How to Add a Matching Algorithm

  1. Add the enum value in src/core/dedup.py:
class Algorithm(str, Enum):
    # ... existing values ...
    SOUNDEX = "soundex"
  1. Add the computation in _compute_similarity():
def _compute_similarity(val_a: str, val_b: str, algorithm: Algorithm) -> float:
    # ... existing cases ...
    if algorithm == Algorithm.SOUNDEX:
        return 100.0 if _soundex(val_a) == _soundex(val_b) else 0.0
  1. Add the CLI flag value in src/cli.py help text for --algorithm.

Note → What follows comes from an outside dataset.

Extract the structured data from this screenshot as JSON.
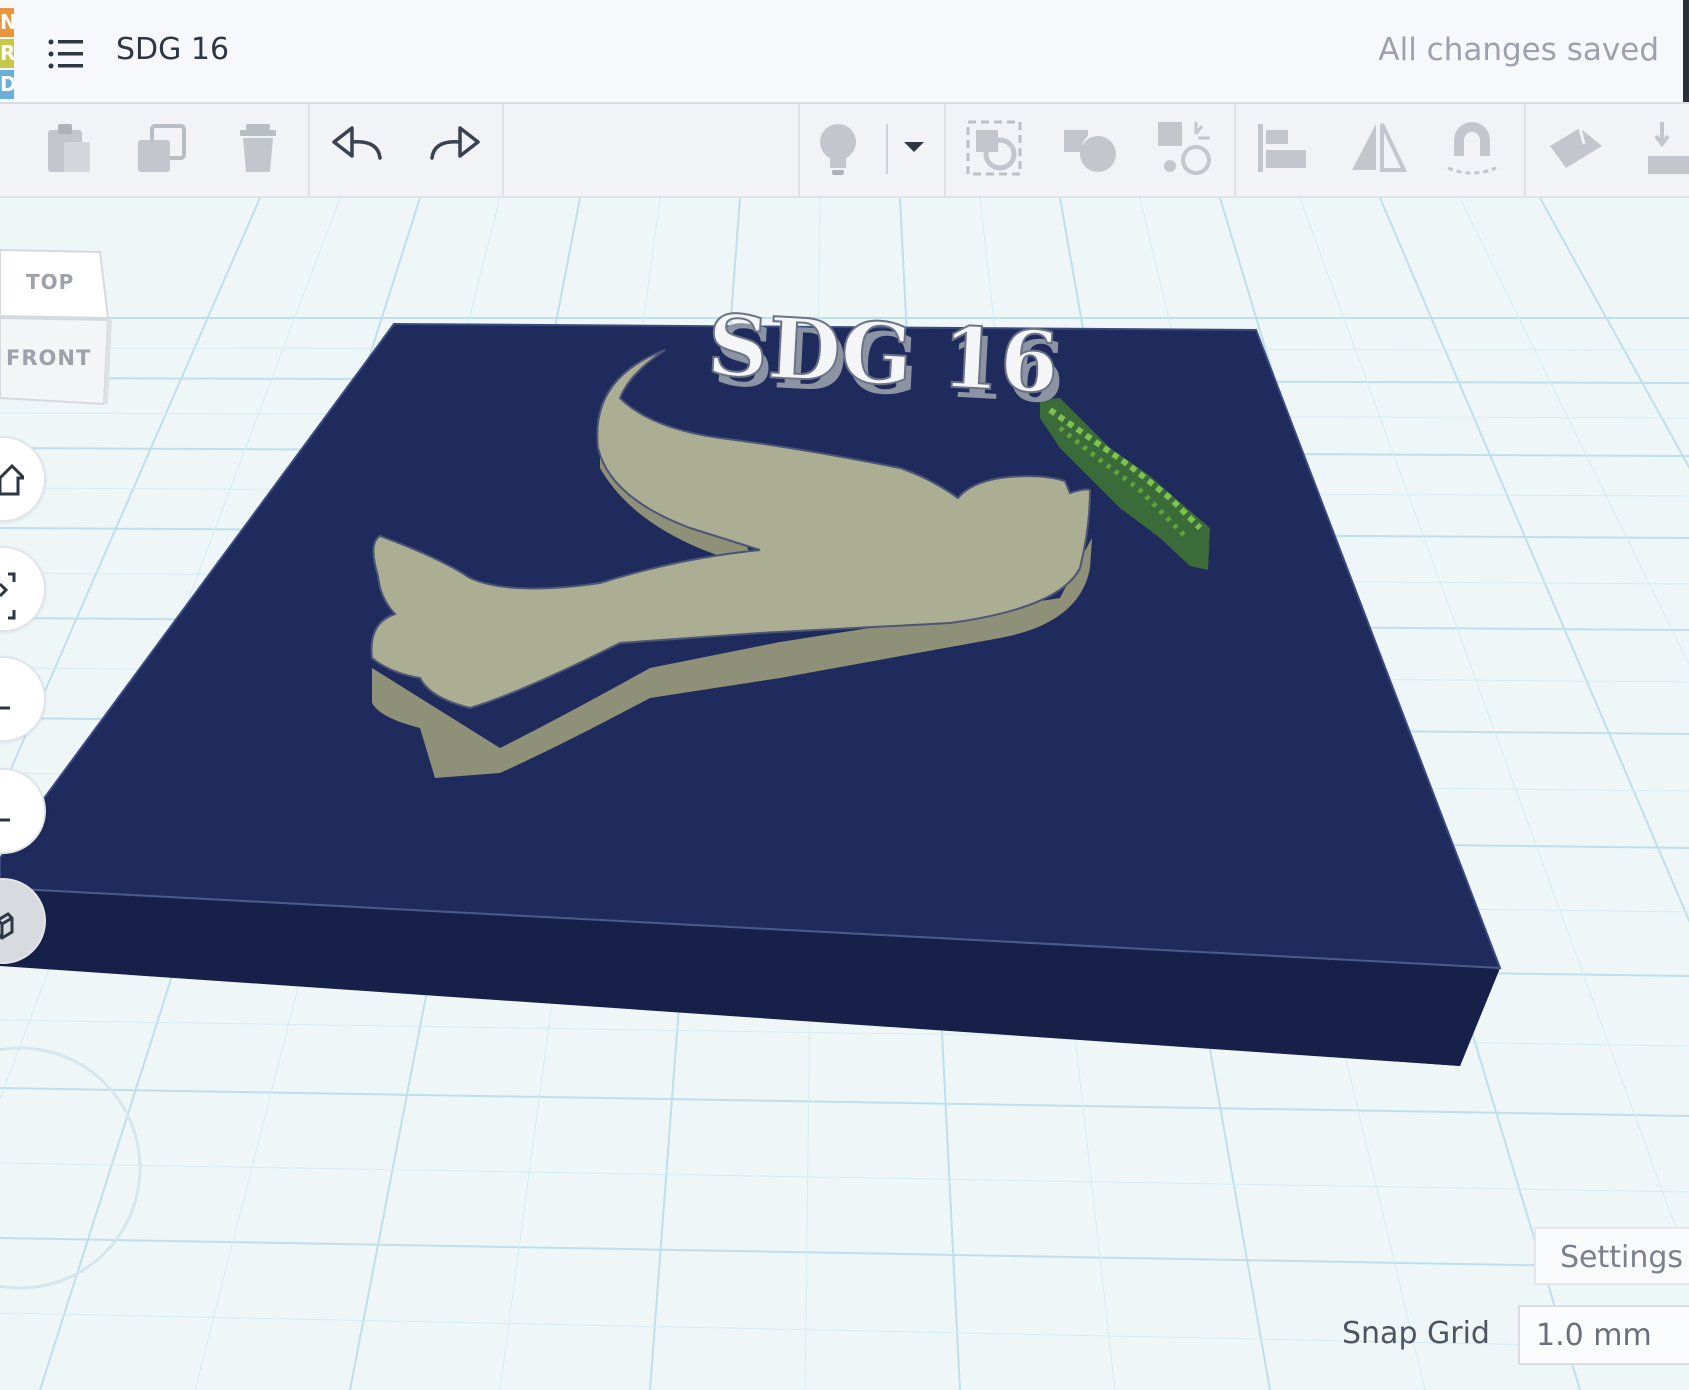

How to Add a Survivor Strategy

  1. Add the enum value in src/core/dedup.py:
class SurvivorRule(str, Enum):
    # ... existing values ...
    KEEP_LONGEST = "longest"
  1. Add the logic in _select_survivor():
if rule == SurvivorRule.KEEP_LONGEST:
    return max(indices, key=lambda i: len(str(df.iloc[i].to_dict())))
  1. Add to the CLI survivor map in src/cli.py.

Testing

Run Tests

# All tests
pytest tests/ -q

# Specific module
pytest tests/test_dedup.py -q
pytest tests/test_normalizers.py -q
pytest tests/test_io.py -q
pytest tests/test_config.py -q
pytest tests/test_cli.py -q

# Verbose with output
pytest tests/ -v

# Stop on first failure
pytest tests/ -x

Test Structure

tests/
├── conftest.py          # Shared fixtures
│   ├── sample_csv_path  # Path to samples/messy_sales.csv
│   ├── sample_df        # Loaded sample CSV as DataFrame
│   ├── simple_df        # Small 5-row DataFrame with obvious duplicates
│   ├── merge_df         # DataFrame with partial records
│   └── tmp_csv          # Temporary CSV from simple_df
├── test_dedup.py        # Engine tests: similarity, union-find, pairs, integration
├── test_normalizers.py  # Normalizer tests: all 5 types with edge cases
├── test_io.py           # I/O tests: encoding, delimiter, header, read/write
├── test_config.py       # Config tests: serialization round-trip
└── test_cli.py          # CLI tests: argument parsing, file handling

Writing Tests

Follow existing patterns. Tests use pytest fixtures from conftest.py:

def test_my_feature(simple_df):
    """Test description."""
    result = deduplicate(simple_df, ...)
    assert len(result.match_groups) == expected
    assert result.deduplicated_df.shape[0] == expected_rows

Known Limitations

  • O(n^2) pairwise comparison — no blocking or indexing. Works well up to ~50,000 rows. Beyond that, performance degrades quadratically. Future optimization: add blocking (partition by first letter, zip code prefix, etc.) to reduce comparison space.
  • No multi-sheet dedup — each Excel sheet is processed independently. Cross-sheet deduplication is not supported.
  • Phone normalization requires valid-length numbers — the phonenumbers library rejects numbers that are too short or too long for the detected region. Fallback is digits-only, which may produce false negatives for international numbers without country codes.
  • Single-threaded — no parallel comparison. Could benefit from multiprocessing for large files.
  • Memory-bound — entire file is loaded into a pandas DataFrame. Files larger than available RAM will fail. Chunked reading exists but is not integrated with the dedup engine.